By BRUCE DENNILL
Emmarentia Live / Bad Peter, Gangs Of Ballet, Freshlyground, Mango Groove, Mi Casa, Goodluck / Emmarentia Dam, Johannesburg
Festivals are a wonderful thing – collected talent, back to back, channelling inspiration for a bunch of happy-go-lucky revellers. They’re all the better when they last a single day during which there is nothing less than perfect weather, zero mud and, instead of horrible pots of deep-fried mysteries, you can take your pick of one of a dozen boutique food trucks.
People who lost a pair of wellies at Glastonbury or spent three hours in a portaloo at Oppikoppie that one time will tell you you don’t know what you’re missing, but frankly, let them wallow in their delusions. Events like Emmarentia Live are better than those festivals and, other than a seated gig in a high-end theatre with the best sound system money can buy, they’re better than most other live music options.
The all-South African line-up started in the blues-rock arena with Bad Peter, went via the electronica-tinged pop-rock of Gangs Of Ballet and distinctively South African repertoire of Freshlyground and Mango Groove to the dance-friendly tunes of Mi Casa and Goodluck. The crowd numbers built steadily throughout the day, though depending on musical taste and marketing logic, it would have been expected that perhaps the powerful strut of Gangs Of Ballet or the hits-plus-nostalgia double-punch of Mango Groove would pull everyone in.
Those who took it easy early and only arrived for the closing acts missed a number of tricks, though. Gangs of Ballet have added to their cleverly layered rock – for some songs – a brutal bottom end that, without hyperbole, recalls the likes of Led Zeppelin. It’s probably not to everyone’s taste, particularly if they’re expecting the mellower chart hits, but it’s a powerful, thrilling formula that suggests that the likelihood of the band stalling as they strive to innovate is very low indeed.
Freshlyground’s stagecraft has been honed by long years of experience, and Zolani Mahola remains a magnetic frontwoman, dwarfed by her own afro as she pranced around and led not only the rest of the band but a large chunk of the crowd in a joyful jig during the band’s set.
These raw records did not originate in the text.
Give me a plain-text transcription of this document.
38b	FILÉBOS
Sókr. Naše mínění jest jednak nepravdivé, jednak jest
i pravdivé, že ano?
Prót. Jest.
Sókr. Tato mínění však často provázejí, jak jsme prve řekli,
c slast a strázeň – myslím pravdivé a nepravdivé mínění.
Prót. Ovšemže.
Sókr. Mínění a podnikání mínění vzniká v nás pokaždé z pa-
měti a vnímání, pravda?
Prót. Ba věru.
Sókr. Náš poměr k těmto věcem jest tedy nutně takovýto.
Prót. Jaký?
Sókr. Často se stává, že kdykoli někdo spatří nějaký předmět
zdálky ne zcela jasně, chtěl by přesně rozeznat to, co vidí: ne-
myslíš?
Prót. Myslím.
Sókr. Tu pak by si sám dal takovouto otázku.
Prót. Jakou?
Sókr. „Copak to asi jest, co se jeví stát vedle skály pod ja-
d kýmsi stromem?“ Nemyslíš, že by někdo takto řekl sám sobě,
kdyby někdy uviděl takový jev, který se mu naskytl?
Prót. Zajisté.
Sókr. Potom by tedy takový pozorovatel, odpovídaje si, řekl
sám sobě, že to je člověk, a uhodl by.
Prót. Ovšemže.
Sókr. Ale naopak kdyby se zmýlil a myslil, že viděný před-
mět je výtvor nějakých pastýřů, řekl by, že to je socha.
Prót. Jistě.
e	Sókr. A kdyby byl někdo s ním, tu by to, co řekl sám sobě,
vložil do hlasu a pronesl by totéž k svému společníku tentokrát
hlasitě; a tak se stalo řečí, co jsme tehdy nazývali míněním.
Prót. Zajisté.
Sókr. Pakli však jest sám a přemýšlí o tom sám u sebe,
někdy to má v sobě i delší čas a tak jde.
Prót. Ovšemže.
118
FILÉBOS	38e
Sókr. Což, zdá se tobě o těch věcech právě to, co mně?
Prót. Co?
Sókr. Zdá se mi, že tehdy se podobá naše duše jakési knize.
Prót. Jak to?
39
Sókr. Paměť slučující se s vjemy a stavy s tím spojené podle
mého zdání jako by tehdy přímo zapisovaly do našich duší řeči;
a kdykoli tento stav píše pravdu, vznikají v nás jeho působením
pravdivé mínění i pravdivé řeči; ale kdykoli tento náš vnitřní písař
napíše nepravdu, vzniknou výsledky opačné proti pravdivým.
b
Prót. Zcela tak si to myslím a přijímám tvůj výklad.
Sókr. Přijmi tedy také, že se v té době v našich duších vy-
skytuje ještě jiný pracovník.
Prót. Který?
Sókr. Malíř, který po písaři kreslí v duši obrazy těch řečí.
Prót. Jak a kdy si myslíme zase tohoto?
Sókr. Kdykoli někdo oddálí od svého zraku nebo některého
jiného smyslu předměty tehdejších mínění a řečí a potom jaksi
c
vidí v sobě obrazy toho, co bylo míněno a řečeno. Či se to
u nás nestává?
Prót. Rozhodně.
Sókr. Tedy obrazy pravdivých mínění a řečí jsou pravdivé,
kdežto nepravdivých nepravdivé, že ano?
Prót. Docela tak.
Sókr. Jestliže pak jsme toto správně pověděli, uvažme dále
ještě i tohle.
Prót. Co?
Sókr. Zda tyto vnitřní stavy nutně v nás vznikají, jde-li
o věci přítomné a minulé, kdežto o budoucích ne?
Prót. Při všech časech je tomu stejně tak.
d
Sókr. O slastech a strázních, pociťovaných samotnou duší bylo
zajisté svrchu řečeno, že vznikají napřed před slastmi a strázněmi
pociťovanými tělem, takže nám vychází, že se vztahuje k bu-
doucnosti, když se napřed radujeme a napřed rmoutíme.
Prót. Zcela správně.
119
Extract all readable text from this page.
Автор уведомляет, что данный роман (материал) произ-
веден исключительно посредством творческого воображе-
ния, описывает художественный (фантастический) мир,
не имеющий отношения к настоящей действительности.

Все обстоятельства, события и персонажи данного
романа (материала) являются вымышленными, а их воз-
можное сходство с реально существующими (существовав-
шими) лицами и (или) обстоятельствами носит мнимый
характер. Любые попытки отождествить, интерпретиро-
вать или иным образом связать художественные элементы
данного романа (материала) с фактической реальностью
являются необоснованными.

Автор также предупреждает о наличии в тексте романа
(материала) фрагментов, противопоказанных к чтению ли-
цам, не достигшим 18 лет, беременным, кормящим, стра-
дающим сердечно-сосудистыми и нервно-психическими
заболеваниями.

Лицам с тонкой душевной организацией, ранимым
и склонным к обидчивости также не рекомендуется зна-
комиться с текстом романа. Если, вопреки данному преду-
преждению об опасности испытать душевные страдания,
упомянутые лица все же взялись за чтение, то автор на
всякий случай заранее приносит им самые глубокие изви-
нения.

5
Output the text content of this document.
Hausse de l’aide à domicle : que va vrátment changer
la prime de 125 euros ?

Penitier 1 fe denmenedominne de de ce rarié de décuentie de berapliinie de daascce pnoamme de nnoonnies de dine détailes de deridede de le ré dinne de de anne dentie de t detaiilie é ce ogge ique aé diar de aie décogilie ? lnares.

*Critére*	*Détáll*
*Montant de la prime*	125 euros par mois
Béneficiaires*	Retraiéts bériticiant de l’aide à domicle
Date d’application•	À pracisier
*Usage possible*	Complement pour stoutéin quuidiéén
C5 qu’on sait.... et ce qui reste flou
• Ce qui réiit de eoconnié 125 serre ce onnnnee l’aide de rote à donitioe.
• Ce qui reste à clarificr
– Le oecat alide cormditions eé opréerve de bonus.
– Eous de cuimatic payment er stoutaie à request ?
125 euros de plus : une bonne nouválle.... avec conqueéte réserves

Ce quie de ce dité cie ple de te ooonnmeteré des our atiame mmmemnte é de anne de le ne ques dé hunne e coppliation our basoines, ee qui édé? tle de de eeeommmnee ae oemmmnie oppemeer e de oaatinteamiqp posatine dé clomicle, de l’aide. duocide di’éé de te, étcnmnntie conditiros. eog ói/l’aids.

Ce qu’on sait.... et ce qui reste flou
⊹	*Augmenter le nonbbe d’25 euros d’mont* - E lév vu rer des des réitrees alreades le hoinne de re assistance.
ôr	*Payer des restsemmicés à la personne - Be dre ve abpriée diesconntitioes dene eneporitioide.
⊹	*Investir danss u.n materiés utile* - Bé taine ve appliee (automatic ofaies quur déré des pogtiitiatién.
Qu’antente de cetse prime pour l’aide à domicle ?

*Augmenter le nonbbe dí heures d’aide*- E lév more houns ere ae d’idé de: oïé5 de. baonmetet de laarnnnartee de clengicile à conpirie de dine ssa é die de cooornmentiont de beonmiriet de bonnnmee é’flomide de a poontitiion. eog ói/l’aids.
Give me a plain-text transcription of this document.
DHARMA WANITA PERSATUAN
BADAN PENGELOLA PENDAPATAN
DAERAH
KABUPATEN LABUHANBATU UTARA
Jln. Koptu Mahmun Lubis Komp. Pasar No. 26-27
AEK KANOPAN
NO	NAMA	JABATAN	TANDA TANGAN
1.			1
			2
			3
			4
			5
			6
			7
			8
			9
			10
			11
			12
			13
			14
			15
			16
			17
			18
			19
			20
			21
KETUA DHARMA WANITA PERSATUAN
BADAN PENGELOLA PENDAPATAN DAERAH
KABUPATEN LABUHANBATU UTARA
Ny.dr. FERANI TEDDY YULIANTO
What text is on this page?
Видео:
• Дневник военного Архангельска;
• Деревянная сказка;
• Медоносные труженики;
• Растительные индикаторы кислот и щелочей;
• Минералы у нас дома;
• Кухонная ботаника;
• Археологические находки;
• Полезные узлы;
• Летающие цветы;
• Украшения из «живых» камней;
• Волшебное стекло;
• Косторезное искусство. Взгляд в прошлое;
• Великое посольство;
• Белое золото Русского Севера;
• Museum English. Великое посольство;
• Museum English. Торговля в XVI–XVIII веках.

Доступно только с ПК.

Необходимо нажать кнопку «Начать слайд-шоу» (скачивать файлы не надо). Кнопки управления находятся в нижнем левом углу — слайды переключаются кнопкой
An equally large band (though they don’t seem to have quite the lengthy list of personnel they used to) Mango Groove came on to a rapturous reception and maintained that tone throughout a set packed with as many memories as there were melodies. Claire Johnston is still the focal point of the whole enterprise and holds her own while tackling the robust original keys of the act’s many hits. She only backed off one of the high notes, and that was a reach 20 years ago…
There was a particularly special moment when Mi Casa trumpeter Mo-T came on to join Johnston and company for a song, deputising for his late father Kgasoane Banza, who was one of the founding members of Mango Groove. That was countered, for part of the audience near the sound desk, who had to put up with a couple of under-the-weather gentlemen and their scarcely less coherent partners starting a fight during Special Star. What sort of idiot starts a fight during Special Star? Kudos to the on-duty security men, who waded into the melee without a moment’s hesitation and sorted it out efficiently (one security man received a bloody nose, but otherwise the only casualties were someone’s picnic strawberries).
Bringing the dance acts on as the “refreshment” tally mounted turned out to be a smart move, as the last couple of hours became more of a party than sit-and-soak-it-up affair. And then it was over, before the residents across the road from the park could kick up a fuss about the volume and while it was still light enough to exit the well-planned parking areas without running down the slower stragglers. A great day, and a great model that serves both audience and bands well.